Traditionally, the subsidies have been spread across the entire U.K., which means that a victory for the pro-independence movement could have stuck Scotland with a significant portion of a market to finance.
“He noted that independence would have added further concerns to a market already facing significant challenges, saying: “The renewables sector still has to face the difficult choices that the new contract for difference (CfD) feed-in tariff regime, the threat of budgetary constraints and further solar subsidy revisions bring… UK’s energy sector was not looking forward to having to digest the impact of an independent Scotland.

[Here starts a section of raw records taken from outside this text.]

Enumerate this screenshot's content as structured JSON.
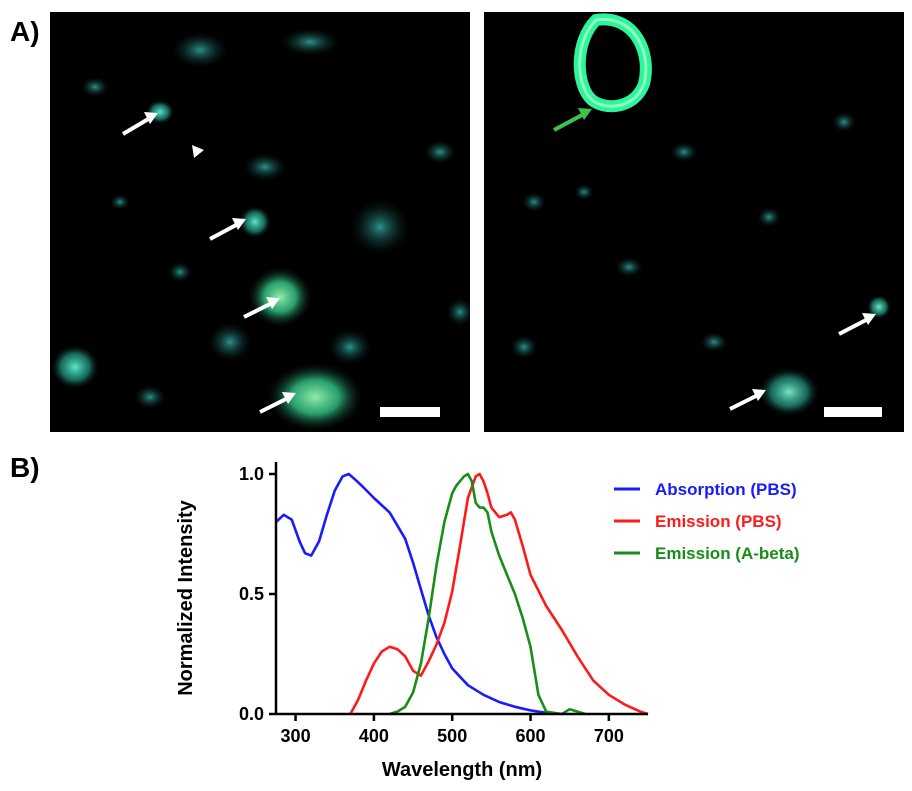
{
  "figure": {
    "panel_a_label": "A)",
    "panel_b_label": "B)"
  },
  "colors": {
    "absorption": "#1a1aff",
    "emission_pbs": "#ff1a1a",
    "emission_abeta": "#1a8c1a",
    "stain": "#3de8c8",
    "vessel": "#2ef59a",
    "white_arrow": "#ffffff",
    "green_arrow": "#3cc44a"
  },
  "micrographs": [
    {
      "name": "left",
      "annotations": [
        "white-arrow",
        "white-arrow",
        "white-arrow",
        "white-arrow",
        "arrowhead",
        "scale-bar"
      ]
    },
    {
      "name": "right",
      "annotations": [
        "green-arrow",
        "white-arrow",
        "white-arrow",
        "scale-bar"
      ]
    }
  ],
  "chart_data": {
    "type": "line",
    "xlabel": "Wavelength (nm)",
    "ylabel": "Normalized Intensity",
    "xlim": [
      275,
      750
    ],
    "ylim": [
      0,
      1.05
    ],
    "xticks": [
      300,
      400,
      500,
      600,
      700
    ],
    "yticks": [
      0.0,
      0.5,
      1.0
    ],
    "ytick_labels": [
      "0.0",
      "0.5",
      "1.0"
    ],
    "legend_position": "right",
    "series": [
      {
        "name": "Absorption (PBS)",
        "color": "#1a1aff",
        "x": [
          275,
          285,
          295,
          305,
          312,
          320,
          330,
          340,
          350,
          360,
          368,
          375,
          385,
          400,
          420,
          440,
          450,
          460,
          470,
          480,
          490,
          500,
          520,
          540,
          560,
          580,
          600,
          620,
          640
        ],
        "y": [
          0.8,
          0.83,
          0.81,
          0.72,
          0.67,
          0.66,
          0.72,
          0.83,
          0.93,
          0.99,
          1.0,
          0.98,
          0.95,
          0.9,
          0.84,
          0.73,
          0.63,
          0.52,
          0.41,
          0.32,
          0.25,
          0.19,
          0.12,
          0.08,
          0.05,
          0.03,
          0.015,
          0.005,
          0.0
        ]
      },
      {
        "name": "Emission (PBS)",
        "color": "#ff1a1a",
        "x": [
          370,
          380,
          390,
          400,
          410,
          420,
          430,
          440,
          450,
          460,
          470,
          480,
          490,
          500,
          510,
          520,
          530,
          535,
          540,
          545,
          550,
          560,
          570,
          575,
          580,
          590,
          600,
          620,
          640,
          660,
          680,
          700,
          720,
          740,
          750
        ],
        "y": [
          0.0,
          0.06,
          0.14,
          0.21,
          0.26,
          0.28,
          0.27,
          0.24,
          0.18,
          0.16,
          0.22,
          0.29,
          0.38,
          0.51,
          0.7,
          0.9,
          0.99,
          1.0,
          0.97,
          0.92,
          0.86,
          0.82,
          0.83,
          0.84,
          0.81,
          0.7,
          0.58,
          0.45,
          0.35,
          0.24,
          0.14,
          0.08,
          0.04,
          0.01,
          0.0
        ]
      },
      {
        "name": "Emission (A-beta)",
        "color": "#1a8c1a",
        "x": [
          420,
          430,
          440,
          450,
          460,
          470,
          480,
          490,
          500,
          505,
          510,
          515,
          520,
          525,
          530,
          535,
          540,
          545,
          550,
          560,
          570,
          580,
          590,
          600,
          610,
          620,
          640,
          650,
          660,
          670
        ],
        "y": [
          0.0,
          0.01,
          0.03,
          0.09,
          0.21,
          0.4,
          0.62,
          0.8,
          0.92,
          0.95,
          0.97,
          0.99,
          1.0,
          0.97,
          0.88,
          0.86,
          0.86,
          0.84,
          0.76,
          0.66,
          0.58,
          0.5,
          0.4,
          0.28,
          0.08,
          0.01,
          0.0,
          0.02,
          0.01,
          0.0
        ]
      }
    ]
  }
}
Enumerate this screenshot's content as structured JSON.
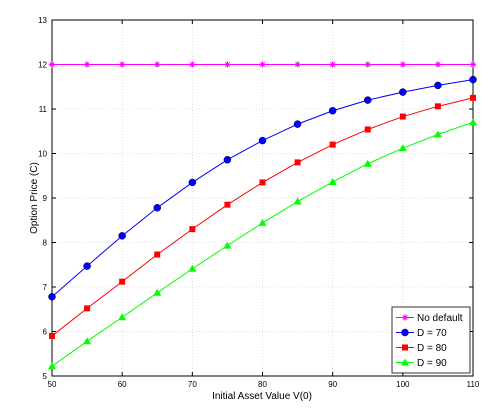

We know how prolonged policy uncertainty can impact the attractiveness and viability of renewables investment and cause project delays” (renewableenergyworld.com).
Scotland has, for years, been a leader in tackling the issue of climate change through their vast renewable involvement and can now continue along the same path. No change in government allows for business and research to continue as usual, instead of fretting the potential change in policy that would have likely followed the budgetary restrictions Scotland would have faced.
“The leadership Scotland shows is exactly what we need from regional governments in tackling climate change, and now that it will remain part of the union we hope that Scotland will continue to set a clear example on the benefit low carbon technologies can provide, both in terms of sustainable resources and economic growth” (renewableenergyworld.com).
Undoubtedly there was very strong sentiment behind Scotland’s attempted acquisition of independence, however some good has come from the down-vote. There remains a bright future for the progress of renewable assets in Scotland, which has potential to spread to surrounding nations. Scotland remains a role model.